Der Unabhängige Verwaltungssenat Wien führte am 15.11.1996 eine öffentliche mündliche Verhandlung durch, in der der Bw, der in Begleitung von Dr Peter W erschienen war, gehört wurde. In dem Ladungsbescheid zu dieser Verhandlung wurde der Bw aufgefordert, sämtliche den gegenständlichen Vorfall betreffenden Unterlagen (zB Rechnungen etc) zur Verhandlung mitzubringe. Solche Unterlagen wurden in der Verhandlung vom Bw jedoch nicht vorgelegt. Der Bw gab an, im Jänner 1996 sei bei ihm nur Herr H (im Büro und auf den Baustellen) und Frau H als Sekretärin beschäftigt gewesen. Er mache die Arbeiten alle selber. Den gegenständlichen Auftrag auf der hier relevanten Baustelle habe er über fast zwei Jahre hindurch alleine bzw ein Jahr davon gemeinsam mit Herrn H ausgeführt. Der Vertreter des Bw verwies auf das Montageprivileg des § 18 Abs 3 lit a AuslBG und darauf, daß erst am Tage der Anhaltung die Waren aus Polen nach Österreich gekommen und die Arbeiter der Lieferfirma gerade beim Abladen der Waren beschäftigt gewesen seien, zu deren Tätigkeit sie auf Grund des beiliegenden Vertrages verpflichtet seien. Sie hätten auch am gleichen Tag Österreich wieder verlassen.

Bei seiner Einvernahme gab der Bw an, die gegenständliche Baustelle sei eine Wohnhausanlage. Das Blech werde von Österreich nach Polen geliefert. Die Lieferung erfolge von seiner Firma aus. In Polen werde das Blech dann von der Firma A veredelt (zu Rohren). Er zahle an die Firma A einen Betrag für die Herstellung der Rohre. Die Firma S liefere dann die Rohre nach Österreich zu seinen Baustellen. Die Firma S transportiere dann die Rohre in das letzte Stockwerk, wo sie gelagert würden, bis er sie benötige. Es gebe auch Rechnungen mit der Firma S und zwar auch über den gegenständlichen Transport. Die vorliegenden Rohre seien von den beiden Polen gemeinsam mit ihm in das Geschäftslokal im Erdgeschoß der Baustelle gebracht worden. Er hätte diese dann am nächsten Tag weiterverarbeitet.

Am Tag der Kontrolle sei in seiner Firma angerufen worden, daß der polnische LKW kaputt sei (dies sei in der Früh um ca 7.00 Uhr gewesen). Frau H habe das Telefongespräch geführt. Frau H und er seien dann mit ihrem LKW Richtung D gefahren. Sie hätten dann ca 20 km vor der tschechischen Grenze auf österreichischem Staatsgebiet den polnischen LKW mit den zwei Polen getroffen. Der LKW sei auf einem Parkplatz bei der Bundesstraße gestanden. Sie hätten dann die Ware auf ihren LKW umgeladen und seien dann wieder Richtung Wien gefahren. Wann der polnische LKW die Grenze genau überschritten habe, wisse er nicht, jedenfalls am gleichen Tag. Das Umladen habe nur ca 10 bis 15 Minuten gedauert. Er sei dann um ca 10.00 Uhr auf die Baustelle gekommen, wobei die Kontrolle dann unmittelbar danach gewesen sei. Die beiden polnischen Arbeiter haben kein schönes Gewand angehabt.
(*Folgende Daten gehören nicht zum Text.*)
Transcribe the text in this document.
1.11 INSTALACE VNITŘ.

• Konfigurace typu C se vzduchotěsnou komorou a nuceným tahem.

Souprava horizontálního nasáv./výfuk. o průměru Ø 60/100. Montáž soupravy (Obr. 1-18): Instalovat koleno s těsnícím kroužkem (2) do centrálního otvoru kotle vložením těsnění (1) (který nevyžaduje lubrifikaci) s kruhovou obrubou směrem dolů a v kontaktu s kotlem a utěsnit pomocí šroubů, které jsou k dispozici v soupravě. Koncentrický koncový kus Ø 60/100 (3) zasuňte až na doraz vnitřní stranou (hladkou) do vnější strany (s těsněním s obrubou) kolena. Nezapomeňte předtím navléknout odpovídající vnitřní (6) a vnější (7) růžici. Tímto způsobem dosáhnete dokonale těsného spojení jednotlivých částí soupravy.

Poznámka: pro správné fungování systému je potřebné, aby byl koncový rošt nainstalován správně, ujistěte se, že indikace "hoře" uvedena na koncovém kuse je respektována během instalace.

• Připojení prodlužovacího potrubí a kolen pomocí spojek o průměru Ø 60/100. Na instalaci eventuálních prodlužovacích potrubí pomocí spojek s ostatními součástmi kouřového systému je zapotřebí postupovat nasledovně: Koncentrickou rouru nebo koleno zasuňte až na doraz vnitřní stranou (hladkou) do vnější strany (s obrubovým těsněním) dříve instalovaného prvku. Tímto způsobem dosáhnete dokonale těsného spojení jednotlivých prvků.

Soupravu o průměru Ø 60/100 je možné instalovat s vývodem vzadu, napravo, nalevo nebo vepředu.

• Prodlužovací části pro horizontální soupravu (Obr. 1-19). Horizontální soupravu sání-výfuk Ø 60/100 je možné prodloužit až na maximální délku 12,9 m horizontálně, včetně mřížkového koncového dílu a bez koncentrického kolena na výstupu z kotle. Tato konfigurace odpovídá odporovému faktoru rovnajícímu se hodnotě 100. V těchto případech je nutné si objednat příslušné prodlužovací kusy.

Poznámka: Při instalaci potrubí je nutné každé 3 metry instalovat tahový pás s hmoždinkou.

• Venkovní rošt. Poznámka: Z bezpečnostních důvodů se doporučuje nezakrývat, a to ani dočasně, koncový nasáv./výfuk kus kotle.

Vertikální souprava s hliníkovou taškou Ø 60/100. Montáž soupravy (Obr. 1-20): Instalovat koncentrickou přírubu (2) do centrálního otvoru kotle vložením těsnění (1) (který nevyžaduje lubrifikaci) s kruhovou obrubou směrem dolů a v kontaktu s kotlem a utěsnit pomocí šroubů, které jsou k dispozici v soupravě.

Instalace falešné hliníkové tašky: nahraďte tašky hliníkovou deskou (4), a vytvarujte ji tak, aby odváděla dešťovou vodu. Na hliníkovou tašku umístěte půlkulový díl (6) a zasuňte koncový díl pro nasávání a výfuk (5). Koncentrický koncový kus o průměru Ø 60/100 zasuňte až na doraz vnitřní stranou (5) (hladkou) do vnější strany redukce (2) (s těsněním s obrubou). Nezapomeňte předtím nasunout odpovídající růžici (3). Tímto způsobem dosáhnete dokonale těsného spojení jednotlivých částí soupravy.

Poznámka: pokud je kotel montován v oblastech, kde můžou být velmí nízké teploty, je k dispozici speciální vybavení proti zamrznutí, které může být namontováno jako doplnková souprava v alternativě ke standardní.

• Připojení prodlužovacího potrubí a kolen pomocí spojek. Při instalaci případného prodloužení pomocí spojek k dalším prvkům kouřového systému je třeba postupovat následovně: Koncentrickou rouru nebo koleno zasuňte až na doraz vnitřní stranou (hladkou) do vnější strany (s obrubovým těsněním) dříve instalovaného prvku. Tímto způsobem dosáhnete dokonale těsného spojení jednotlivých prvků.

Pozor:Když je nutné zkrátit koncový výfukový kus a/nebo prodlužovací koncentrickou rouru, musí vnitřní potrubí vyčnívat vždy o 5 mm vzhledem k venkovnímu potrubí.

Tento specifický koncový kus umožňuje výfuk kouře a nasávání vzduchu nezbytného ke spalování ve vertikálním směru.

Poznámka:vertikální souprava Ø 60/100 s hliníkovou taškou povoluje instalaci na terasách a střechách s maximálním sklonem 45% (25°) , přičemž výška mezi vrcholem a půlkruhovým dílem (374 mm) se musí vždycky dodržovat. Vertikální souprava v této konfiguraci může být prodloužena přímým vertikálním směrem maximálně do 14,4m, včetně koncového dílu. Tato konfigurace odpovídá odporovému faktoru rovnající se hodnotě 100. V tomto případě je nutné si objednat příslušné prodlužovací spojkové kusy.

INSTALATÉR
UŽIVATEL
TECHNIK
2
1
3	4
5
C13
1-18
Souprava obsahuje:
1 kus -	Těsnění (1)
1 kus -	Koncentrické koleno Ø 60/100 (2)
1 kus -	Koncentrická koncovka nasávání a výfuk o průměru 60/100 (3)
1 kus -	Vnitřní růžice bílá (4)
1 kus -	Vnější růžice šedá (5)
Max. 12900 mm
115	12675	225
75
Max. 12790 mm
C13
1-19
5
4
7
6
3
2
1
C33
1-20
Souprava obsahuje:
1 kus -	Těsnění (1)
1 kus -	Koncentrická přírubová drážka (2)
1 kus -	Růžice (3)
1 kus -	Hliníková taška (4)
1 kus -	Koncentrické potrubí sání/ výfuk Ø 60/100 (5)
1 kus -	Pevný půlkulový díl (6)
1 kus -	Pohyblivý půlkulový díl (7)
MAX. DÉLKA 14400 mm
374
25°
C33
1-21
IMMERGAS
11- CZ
Sie hätten Lederjacken getragen, mit denen sie nicht hätten arbeiten wollen. Er habe in seinem LKW noch Arbeitsjacken gehabt, die er ihnen dann zum Anziehen gegeben habe, weil es kalt gewesen sei. Die beiden hier relevanten Polen hätten schon öfters Ware geliefert (entweder auf die Baustellen oder in das Lager). Diese beiden Arbeitsjacken seien für Herrn H und für ihn in ihrem LKW drinnen gewesen. Er habe normalerweise immer eine Arbeitsjacke an, nur damals habe er keine angehabt, weil er einen Rollkragenpullover und einen dicken anderen Pullover getragen habe. Auf Vorhalt der Angaben von Frau H vom 31.5.1996 gab der Bw an, er sei selbst vom 18.12.1995 bis 8.1.1996 zu Hause auf Urlaub gewesen. Er habe erst am 12.1.1996 davon erfahren, daß der polnische LKW an der Grenze stehe, weil die beiden Polen zu ihnen ins Büro gekommen seien; er könne sich heute nicht mehr so genau erinnern. Dies sei der erste und bisher einzige Fall gewesen, wo er mit der Ausländerbeschäftigung Schwierigkeiten bekommen habe. Er habe jetzt eine GesmbH gegründet und hätte gern Herrn K als Arbeiter in seiner neu gegründeten GesmbH, wo dieser zu 50% beteiligt sei.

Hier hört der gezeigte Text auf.